D’autre part, les premières études ne définissaient pas clairement ce qu’est un fumeur (critères de consommation) et, au début de l’épidémie et des hospitalisations, on était loin de connaître ce critère pour tous les malades !

Source : INSERM

Et, depuis, de nouvelles études sont venues battre en brèche cette hypothèse. Aujourd’hui, tous les experts s’accordent à dire que le tabac est au contraire un facteur de risque aggravant en cas de Covid-19. Et il y a plusieurs raisons à cela :
— la consommation de tabac altère le fonctionnement du système immunitaire censé nous protéger contre les infections, et affaiblit les fonctions pulmonaires qui sont la cible principale de la Covid-19 ;
— les consommateurs réguliers de tabac ont un système cardiovasculaire plus fragile, or celui-ci est aussi l’une des cibles des formes graves de la Covid-19 ;
— les facteurs de risques établis de la sévérité de la Covid-19, tels que l’obésité, les maladies cardiovasculaires, les pathologies respiratoires chroniques ou le diabète sont plus fréquents chez les fumeurs.

Enfin, en mai dernier, une méta-analyse parue dans la revue Nicotine & Tobacco Research (en anglais) a confirmé ces données : en comparant les résultats de 19 études scientifiques, elle conclue en effet que le risque de progression de la Covid-19 chez les fumeurs ou les anciens fumeurs est presque double par rapport aux malades qui n’ont jamais fumé. De plus, quand la maladie s’aggrave, les fumeurs développent davantage de complications pouvant conduire au décès.

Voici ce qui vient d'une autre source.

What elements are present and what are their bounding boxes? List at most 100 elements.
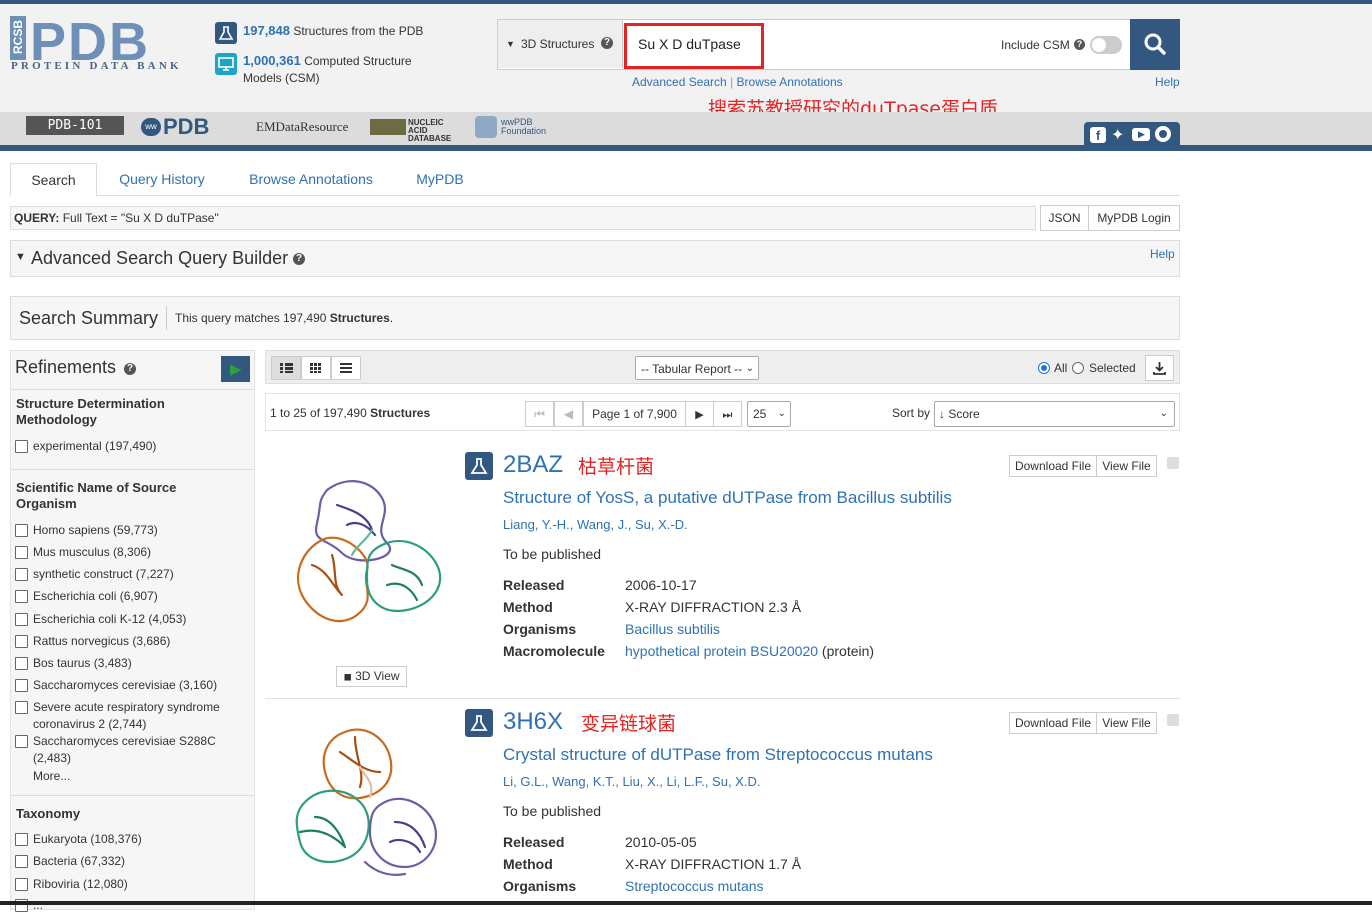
mypdb-login-button[interactable]: MyPDB Login — [1088, 205, 1180, 231]
view-3d-button[interactable]: ◼ 3D View — [336, 666, 407, 687]
refine-item[interactable]: Escherichia coli (6,907) — [15, 588, 158, 604]
include-csm-toggle[interactable] — [1090, 36, 1122, 54]
help-circle-icon[interactable]: ? — [1074, 39, 1085, 50]
refine-item[interactable]: ... — [15, 897, 43, 913]
help-circle-icon[interactable]: ? — [601, 37, 613, 49]
view-compact-button[interactable] — [331, 356, 361, 380]
query-builder-help-link[interactable]: Help — [1150, 247, 1175, 261]
caret-down-icon: ▼ — [15, 251, 26, 263]
ndb-logo[interactable]: NUCLEIC ACID DATABASE — [370, 117, 458, 143]
organism-link[interactable]: Bacillus subtilis — [625, 621, 720, 637]
checkbox[interactable] — [15, 657, 28, 670]
logo-prefix: RCSB — [11, 20, 25, 54]
pdb101-logo[interactable]: PDB-101 — [26, 116, 124, 135]
search-scope-dropdown[interactable]: ▼ 3D Structures ? — [498, 20, 623, 68]
refine-item[interactable]: Eukaryota (108,376) — [15, 831, 142, 847]
select-result-checkbox[interactable] — [1167, 457, 1179, 469]
tab-mypdb[interactable]: MyPDB — [404, 163, 476, 195]
query-builder-panel[interactable]: ▼ Advanced Search Query Builder ? Help — [10, 240, 1180, 277]
refine-section-title: Structure Determination Methodology — [16, 396, 165, 427]
advanced-search-link[interactable]: Advanced Search — [632, 75, 727, 89]
apply-refinements-button[interactable]: ▶ — [221, 356, 250, 382]
refine-item[interactable]: Bos taurus (3,483) — [15, 655, 132, 671]
report-select[interactable]: -- Tabular Report -- ⌄ — [635, 356, 759, 380]
refine-item[interactable]: Bacteria (67,332) — [15, 853, 125, 869]
released-label: Released — [503, 834, 565, 850]
refine-item-experimental[interactable]: experimental (197,490) — [15, 438, 156, 454]
refine-item[interactable]: Rattus norvegicus (3,686) — [15, 633, 170, 649]
wwpdb-logo[interactable]: ww PDB — [141, 114, 239, 139]
first-page-button[interactable]: ⏮ — [525, 401, 554, 427]
search-button[interactable] — [1130, 19, 1180, 70]
checkbox[interactable] — [15, 524, 28, 537]
checkbox[interactable] — [15, 855, 28, 868]
experimental-structure-icon — [465, 452, 493, 480]
result-authors[interactable]: Liang, Y.-H., Wang, J., Su, X.-D. — [503, 517, 688, 532]
refine-item[interactable]: Mus musculus (8,306) — [15, 544, 151, 560]
json-button[interactable]: JSON — [1040, 205, 1089, 231]
help-circle-icon[interactable]: ? — [124, 363, 136, 375]
checkbox[interactable] — [15, 590, 28, 603]
facebook-icon[interactable]: f — [1090, 127, 1106, 143]
download-file-button[interactable]: Download File — [1009, 712, 1097, 734]
github-icon[interactable] — [1155, 126, 1171, 142]
view-list-detailed-button[interactable] — [271, 356, 301, 380]
pdb-structures-stat[interactable]: 197,848 Structures from the PDB — [243, 23, 423, 38]
youtube-icon[interactable]: ▶ — [1132, 128, 1150, 141]
refine-item[interactable]: Homo sapiens (59,773) — [15, 522, 158, 538]
tab-query-history[interactable]: Query History — [108, 163, 216, 195]
header-help-link[interactable]: Help — [1155, 75, 1180, 89]
result-authors[interactable]: Li, G.L., Wang, K.T., Liu, X., Li, L.F.,… — [503, 774, 760, 789]
checkbox[interactable] — [15, 635, 28, 648]
prev-page-button[interactable]: ◀ — [554, 401, 583, 427]
refine-item[interactable]: Severe acute respiratory syndrome — [15, 699, 220, 715]
checkbox[interactable] — [15, 735, 28, 748]
radio-all[interactable] — [1038, 362, 1050, 374]
result-title[interactable]: Structure of YosS, a putative dUTPase fr… — [503, 488, 952, 508]
rcsb-pdb-logo[interactable]: RCSB PDB — [10, 14, 200, 64]
chevron-down-icon: ⌄ — [745, 363, 754, 374]
structure-thumbnail[interactable] — [285, 722, 457, 892]
help-circle-icon[interactable]: ? — [293, 253, 305, 265]
checkbox[interactable] — [15, 613, 28, 626]
csm-stat[interactable]: 1,000,361 Computed Structure — [243, 53, 412, 68]
refine-item[interactable]: synthetic construct (7,227) — [15, 566, 174, 582]
refine-item[interactable]: Saccharomyces cerevisiae (3,160) — [15, 677, 217, 693]
organism-link[interactable]: Streptococcus mutans — [625, 878, 764, 894]
last-page-button[interactable]: ⏭ — [713, 401, 742, 427]
per-page-select[interactable]: 25 ⌄ — [747, 401, 791, 427]
checkbox[interactable] — [15, 679, 28, 692]
checkbox[interactable] — [15, 440, 28, 453]
macromolecule-link[interactable]: hypothetical protein BSU20020 — [625, 643, 818, 659]
download-results-button[interactable] — [1145, 355, 1174, 381]
view-file-button[interactable]: View File — [1096, 712, 1157, 734]
sort-select[interactable]: ↓ Score ⌄ — [934, 401, 1175, 427]
select-result-checkbox[interactable] — [1167, 714, 1179, 726]
refine-item[interactable]: Saccharomyces cerevisiae S288C — [15, 733, 216, 749]
checkbox[interactable] — [15, 701, 28, 714]
view-file-button[interactable]: View File — [1096, 455, 1157, 477]
tab-search[interactable]: Search — [10, 163, 97, 196]
refine-section-title: Taxonomy — [16, 806, 81, 821]
twitter-icon[interactable]: ✦ — [1111, 125, 1124, 145]
result-id[interactable]: 3H6X — [503, 708, 563, 736]
download-file-button[interactable]: Download File — [1009, 455, 1097, 477]
checkbox[interactable] — [15, 546, 28, 559]
tab-browse-annotations[interactable]: Browse Annotations — [236, 163, 386, 195]
emdataresource-logo[interactable]: EMDataResource — [256, 119, 348, 135]
browse-annotations-link[interactable]: Browse Annotations — [737, 75, 843, 89]
refine-item[interactable]: Escherichia coli K-12 (4,053) — [15, 611, 186, 627]
checkbox[interactable] — [15, 568, 28, 581]
refine-more-link[interactable]: More... — [33, 768, 70, 784]
wwpdb-foundation-logo[interactable]: wwPDB Foundation — [475, 116, 546, 138]
result-title[interactable]: Crystal structure of dUTPase from Strept… — [503, 745, 933, 765]
radio-selected[interactable] — [1072, 362, 1084, 374]
checkbox[interactable] — [15, 833, 28, 846]
view-grid-button[interactable] — [301, 356, 331, 380]
structure-thumbnail[interactable] — [287, 470, 457, 632]
refine-item[interactable]: Riboviria (12,080) — [15, 876, 128, 892]
page-indicator[interactable]: Page 1 of 7,900 — [583, 401, 686, 427]
checkbox[interactable] — [15, 878, 28, 891]
next-page-button[interactable]: ▶ — [685, 401, 714, 427]
result-id[interactable]: 2BAZ — [503, 451, 563, 479]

Des risques liés aux gestes

Outre l’état de santé général des fumeurs, il ne faut pas négliger les risques liés aux gestes mêmes lorsqu’on fume :
— un fumeur baisse son masque pour pouvoir tirer sur sa cigarette. Ce faisant il est plus exposé aux microgouttelettes et aux aérosols contenus dans l’air, qui peuvent être vecteur de transmission de la Covid-19 ;
— lorsque le fumeur exhale la fumée de sa cigarette, en dehors de son masque, il émet lui-même des microgouttelettes et des aérosols qui, potentiellement, peuvent être contaminés ;
— enfin, fumer implique de porter très régulièrement les mains à proximité de la bouche et du nez. Si elles ne sont pas correctement désinfectées, par lavage au savon ou au gel hydroalcoolique, elles peuvent elles aussi constituer des vecteurs de transmission de la Covid-19.

— Un effet protecteur de la nicotine ? —

N.D.L.R — Quelques jours après la parution de cet article, L’Assistance Publique – Hôpitaux de Paris a publié un communiqué de presse présentant l’étude Nicovid Prev.

N.D.A. — Si fumer est un facteur de risque avéré, la nicotine seule, pourrait avoir un effet protecteur face à la Covid-19, en bloquant les portes d’entrée du virus dans les cellules. Cette hypothèse est évoquée depuis le début de la pandémie. Pour en avoir le cœur net, plusieurs essais cliniques ont été lancés à travers le monde. L’Assistance Publique – Hôpitaux de Paris a ainsi lancé le 20 novembre une étude sur plus de 1 600 personnels soignants de ses différents établissements de santé. Objectif : évaluer si porter des patchs à la nicotine pendant 4 à 5 mois réduit le risque de contracter la Covid-19.